Spinal Cord Stimulator Helps Treat The Following Conditions That Can Cause Middle Back Pain or Backache:

  • Thoracic Failed Back Syndrome
  • Thoracic Intercostal Neuralgia
  • Cervical Radiculopathy
  • Thoracic Post-Herpetic Neuralgia
  • Cervical Complex Regional Pain Syndrome
  • Thoracic Arachnoiditis
  • Refractory Angina

Which Diseases Causing Lower Back Pain Are Treated With Spinal Cord Stimulator?

Spinal Cord Stimulator Helps Treat The Following Conditions That Can Cause Lower Back Pain or Backache:

  • Lumbar Failed Back Syndrome6
  • Lumbar Radicular Pain
  • Lumbar Radiculopathy
  • Lumbar Post-Herpetic Neuralgia
  • Lumbar Complex Regional Pain Syndrome
  • Lumbar Peripheral Neuropathy
  • Peripheral Vascular Disease
  • Lumbar Spasticity5

Am I A Candidate for Spinal Cord Stimulator for My Back Pain, I Have Had Multiple Back Surgery (Failed Back Surgery)?

Yes, you should consult an Interventional Pain Specialist for spinal cord stimulator for your back pain or backache. You will be scheduled for temporary placement of electrode for trial. Trial period will last for 2 to 3 weeks. The electrode is also known as epidural electrode. One or two epidural electrodes are placed in epidural space depending on pain distribution. Unilateral pain is treated with single spinal cord electrode and bilateral pain is treated with two spinal cord electrode (right and left electrode).

What Does Trial Lead Placement Involve?

Trial electrode is a temporary epidural electrode, which is placed in epidural space for 2 to 3 week. The procedure involves percutaneous placement of epidural electrode through epidural needle. Epidural electrode are placed on right or left side at posterior or back of spinal cord for unilateral (one side) pain. Bilateral pain is treated with two epidural electrodes placed on right and left side in the epidural space.

Why is Trial Lead Placed in Epidural Space?

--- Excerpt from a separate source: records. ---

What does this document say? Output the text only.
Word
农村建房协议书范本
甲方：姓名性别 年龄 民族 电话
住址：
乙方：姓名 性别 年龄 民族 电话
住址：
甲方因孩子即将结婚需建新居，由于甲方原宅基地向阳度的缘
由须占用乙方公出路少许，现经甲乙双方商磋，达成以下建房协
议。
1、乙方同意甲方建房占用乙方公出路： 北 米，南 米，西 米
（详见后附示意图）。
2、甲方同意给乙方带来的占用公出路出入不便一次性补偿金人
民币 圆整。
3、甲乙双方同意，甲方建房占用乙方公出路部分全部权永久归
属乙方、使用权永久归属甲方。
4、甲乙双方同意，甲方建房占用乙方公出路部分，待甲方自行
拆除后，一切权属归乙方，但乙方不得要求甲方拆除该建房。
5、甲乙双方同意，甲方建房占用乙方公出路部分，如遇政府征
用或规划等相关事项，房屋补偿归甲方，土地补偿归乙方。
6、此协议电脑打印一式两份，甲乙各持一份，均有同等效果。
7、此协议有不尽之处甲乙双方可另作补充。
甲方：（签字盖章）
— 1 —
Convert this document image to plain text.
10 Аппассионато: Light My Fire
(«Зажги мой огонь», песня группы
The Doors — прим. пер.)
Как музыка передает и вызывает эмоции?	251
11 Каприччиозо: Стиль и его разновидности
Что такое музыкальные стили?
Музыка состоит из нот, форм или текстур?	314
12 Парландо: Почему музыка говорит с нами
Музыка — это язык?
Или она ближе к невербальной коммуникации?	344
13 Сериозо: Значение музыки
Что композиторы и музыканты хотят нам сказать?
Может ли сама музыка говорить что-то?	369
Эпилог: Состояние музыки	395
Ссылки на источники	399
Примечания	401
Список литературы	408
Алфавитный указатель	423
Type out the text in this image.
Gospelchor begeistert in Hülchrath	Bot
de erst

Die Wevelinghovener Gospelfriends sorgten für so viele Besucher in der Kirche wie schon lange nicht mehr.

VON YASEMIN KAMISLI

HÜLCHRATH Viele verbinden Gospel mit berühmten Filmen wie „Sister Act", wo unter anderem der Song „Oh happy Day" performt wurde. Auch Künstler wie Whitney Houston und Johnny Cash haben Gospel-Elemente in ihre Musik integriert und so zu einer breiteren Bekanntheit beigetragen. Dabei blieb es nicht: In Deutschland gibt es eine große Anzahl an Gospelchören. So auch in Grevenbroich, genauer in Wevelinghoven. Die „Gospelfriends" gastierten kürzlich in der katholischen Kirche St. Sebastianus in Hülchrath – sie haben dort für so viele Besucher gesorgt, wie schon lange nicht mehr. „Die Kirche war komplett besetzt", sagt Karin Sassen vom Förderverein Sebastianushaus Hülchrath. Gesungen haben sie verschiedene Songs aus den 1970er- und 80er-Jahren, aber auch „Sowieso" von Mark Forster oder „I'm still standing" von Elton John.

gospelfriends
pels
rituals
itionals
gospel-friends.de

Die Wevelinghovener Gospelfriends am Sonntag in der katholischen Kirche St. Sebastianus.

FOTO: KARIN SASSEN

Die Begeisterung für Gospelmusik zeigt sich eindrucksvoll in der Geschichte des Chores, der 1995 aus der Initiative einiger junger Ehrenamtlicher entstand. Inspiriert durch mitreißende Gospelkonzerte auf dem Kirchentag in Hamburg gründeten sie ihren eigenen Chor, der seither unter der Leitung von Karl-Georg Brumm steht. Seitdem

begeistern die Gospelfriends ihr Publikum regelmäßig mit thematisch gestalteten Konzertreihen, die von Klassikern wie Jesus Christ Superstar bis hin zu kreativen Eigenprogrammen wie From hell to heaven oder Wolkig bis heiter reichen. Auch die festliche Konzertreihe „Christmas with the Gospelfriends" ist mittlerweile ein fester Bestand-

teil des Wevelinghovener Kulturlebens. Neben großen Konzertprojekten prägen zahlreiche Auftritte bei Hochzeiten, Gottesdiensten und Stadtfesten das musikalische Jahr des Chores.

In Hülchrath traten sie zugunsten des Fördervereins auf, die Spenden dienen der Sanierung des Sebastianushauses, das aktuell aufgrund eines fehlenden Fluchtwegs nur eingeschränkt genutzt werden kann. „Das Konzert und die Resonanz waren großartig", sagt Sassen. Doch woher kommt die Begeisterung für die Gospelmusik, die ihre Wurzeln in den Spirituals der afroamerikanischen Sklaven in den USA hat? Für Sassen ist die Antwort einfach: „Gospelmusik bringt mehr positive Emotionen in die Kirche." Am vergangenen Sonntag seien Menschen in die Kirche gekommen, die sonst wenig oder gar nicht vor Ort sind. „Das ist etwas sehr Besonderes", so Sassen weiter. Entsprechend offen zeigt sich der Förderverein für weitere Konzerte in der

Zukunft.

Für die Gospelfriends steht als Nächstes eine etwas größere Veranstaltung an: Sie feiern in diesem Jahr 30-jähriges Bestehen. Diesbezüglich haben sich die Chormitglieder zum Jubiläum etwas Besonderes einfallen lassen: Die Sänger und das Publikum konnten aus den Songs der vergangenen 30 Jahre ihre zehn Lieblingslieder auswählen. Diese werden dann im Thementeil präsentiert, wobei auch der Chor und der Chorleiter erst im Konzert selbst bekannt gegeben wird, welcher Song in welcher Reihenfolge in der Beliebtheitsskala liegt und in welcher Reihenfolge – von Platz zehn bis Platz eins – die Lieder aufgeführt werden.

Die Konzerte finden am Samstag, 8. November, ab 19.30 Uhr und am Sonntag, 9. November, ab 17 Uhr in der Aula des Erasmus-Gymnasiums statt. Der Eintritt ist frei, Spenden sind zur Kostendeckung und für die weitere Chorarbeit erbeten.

Spinal cord is tubular in shape and surrounded by a cerebrospinal fluid (CSF). A thick membrane of fibrous tissue called dura encloses CSF and spinal cord. Space outside dura is an epidural space. Epidural space is relatively easy to find without penetrating through dura. Placement of epidural electrode at appropriate level within epidural space is necessary to obtain optimum pain relief.

Is it Safe to Place Spinal Cord Electrode Close to Spinal Cord?

Yes, it is safe and several thousand surgeries have already been performed with least side effects. Thick dura prevents transmission of infection to CSF and spinal cord. Dura and CSF also act as a shock absorber against metallic electrode. CSF also dampens passage of stimulation from stimulator to spinal cord.

How Would I Be Qualified For Permanent Placement of Spinal Cord Stimulator?

You will be considered for placement of permanent epidural electrode and neurostimulator only after a trial of 2 to 3 weeks. Back pain relief of over 50% is expected during the trial period to be qualified for permanent placement of electrode and generator.

What is Dermatomal Distribution of Pain?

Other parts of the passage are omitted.